In contrast to colonic IFN-γ release, caecal IFN-γ was maximal at day 7 (Fig. 1). No significant changes in cytokine production were

noted in small intestinal tissues (data not shown). The results shown are derived from experiments with 129/SvEv mice; however, results indistinguishable from these were also produced with Swiss Webster mice. The imbalance in intestinal GSK-3 activation cytokine release with a maximal production of proinflammatory cytokines prior to production of anti-inflammatory cytokines was associated subsequently with a transient intestinal histopathological injury at day 7 post-faecal slurry exposure (Fig. 2a). The increase in intestinal injury scores was seen in both colonic and caecal tissues and involved mainly an influx in lamina propria mononuclear cells (Fig. 2b). However, not all mice developed colonic or caecal injury; the injury score among individual mice ranged from 1 to 8 in colon and from 1 to 7 in the caecum. ABT-199 purchase Higher scores were found primarily among the Swiss Webster

mice, whereas 129/SvEv mice scored generally lower. However, even those mice that were found to be microscopic disease-limited (i.e. histopathological injury score of 1 at day 7) demonstrated increased proinflammatory mucosal cytokine production.
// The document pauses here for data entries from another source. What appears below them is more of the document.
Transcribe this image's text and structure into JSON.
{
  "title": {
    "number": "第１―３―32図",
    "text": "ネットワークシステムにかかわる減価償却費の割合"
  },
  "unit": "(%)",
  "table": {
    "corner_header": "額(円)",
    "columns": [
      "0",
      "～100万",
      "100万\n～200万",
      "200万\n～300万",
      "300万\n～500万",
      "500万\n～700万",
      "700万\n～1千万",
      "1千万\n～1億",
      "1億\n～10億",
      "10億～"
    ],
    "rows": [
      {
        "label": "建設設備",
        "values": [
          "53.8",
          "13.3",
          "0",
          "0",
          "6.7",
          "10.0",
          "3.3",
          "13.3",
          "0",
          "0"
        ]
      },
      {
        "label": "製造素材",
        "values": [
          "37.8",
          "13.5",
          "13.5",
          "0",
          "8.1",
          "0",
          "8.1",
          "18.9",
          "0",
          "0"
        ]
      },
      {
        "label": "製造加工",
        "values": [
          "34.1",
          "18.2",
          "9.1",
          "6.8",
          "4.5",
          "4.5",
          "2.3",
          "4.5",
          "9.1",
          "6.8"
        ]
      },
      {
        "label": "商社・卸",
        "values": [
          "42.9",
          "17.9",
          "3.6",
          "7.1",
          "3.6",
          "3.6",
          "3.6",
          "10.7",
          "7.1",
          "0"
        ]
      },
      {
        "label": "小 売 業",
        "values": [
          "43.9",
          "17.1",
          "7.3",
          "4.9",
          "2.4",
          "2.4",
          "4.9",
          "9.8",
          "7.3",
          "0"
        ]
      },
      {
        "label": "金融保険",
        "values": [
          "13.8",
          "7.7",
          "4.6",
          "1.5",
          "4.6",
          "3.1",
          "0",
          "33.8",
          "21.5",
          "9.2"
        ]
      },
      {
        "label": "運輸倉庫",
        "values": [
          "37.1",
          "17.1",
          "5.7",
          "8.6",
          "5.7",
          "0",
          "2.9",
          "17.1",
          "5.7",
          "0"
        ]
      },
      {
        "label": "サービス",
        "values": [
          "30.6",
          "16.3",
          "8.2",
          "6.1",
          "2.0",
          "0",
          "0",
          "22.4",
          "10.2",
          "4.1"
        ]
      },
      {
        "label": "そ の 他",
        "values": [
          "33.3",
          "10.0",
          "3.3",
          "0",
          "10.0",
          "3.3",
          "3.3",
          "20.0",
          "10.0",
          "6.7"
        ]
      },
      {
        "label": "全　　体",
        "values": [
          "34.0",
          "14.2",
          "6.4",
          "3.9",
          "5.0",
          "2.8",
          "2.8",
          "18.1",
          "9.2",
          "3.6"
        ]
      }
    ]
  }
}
Colonic and caecal injury had subsided in most mice by day 14 (Fig. 2) and returned to base levels by day 28 (data not shown). Colonic epithelial permeability was not altered significantly in these mice when tested at days 3, 7 and 14 post-faecal slurry exposure. In fact, we observed a slight reduction in mannitol flux in colonic tissue when subjected to Ussing chamber analysis (Fig. 3). Thus, despite the temporary cytokine imbalance and brief inflammatory response in the large bowel, the intestinal epithelial barrier function appeared to be intact. To investigate systemic immune responses to ingestion of faecal slurry in these

axenic mice we assessed cytokine release in unseparated splenocytes stimulated with faecal lysates derived from specific pathogen-free (SPF)-raised mice. Maximal release of IFN-γ, IL-17 and IL-10 was measured at day 7 post-bacterial treatments (Fig. 4a, shaded bars). No increase in either TNF-α or IL-4 production Oxymatrine was noted in any of these antigen-stimulated spleen cell cultures. As expected, cytokine release following spleen cell stimulation with lysates from axenic mice that are devoid of bacterial components remained at baseline level (Fig. 4a, solid bars). Consistent with these results from stimulation with faecal lysates, we observed a similar increase in production of IFN-γ and IL-10 at day 7 in cultures stimulated with sonicates derived from pure cultures of three endogenous bacterial strains: Bacteroides vulgatus, Enterobacter cloacae and Lactobacillus reuteri (Fig. 4b).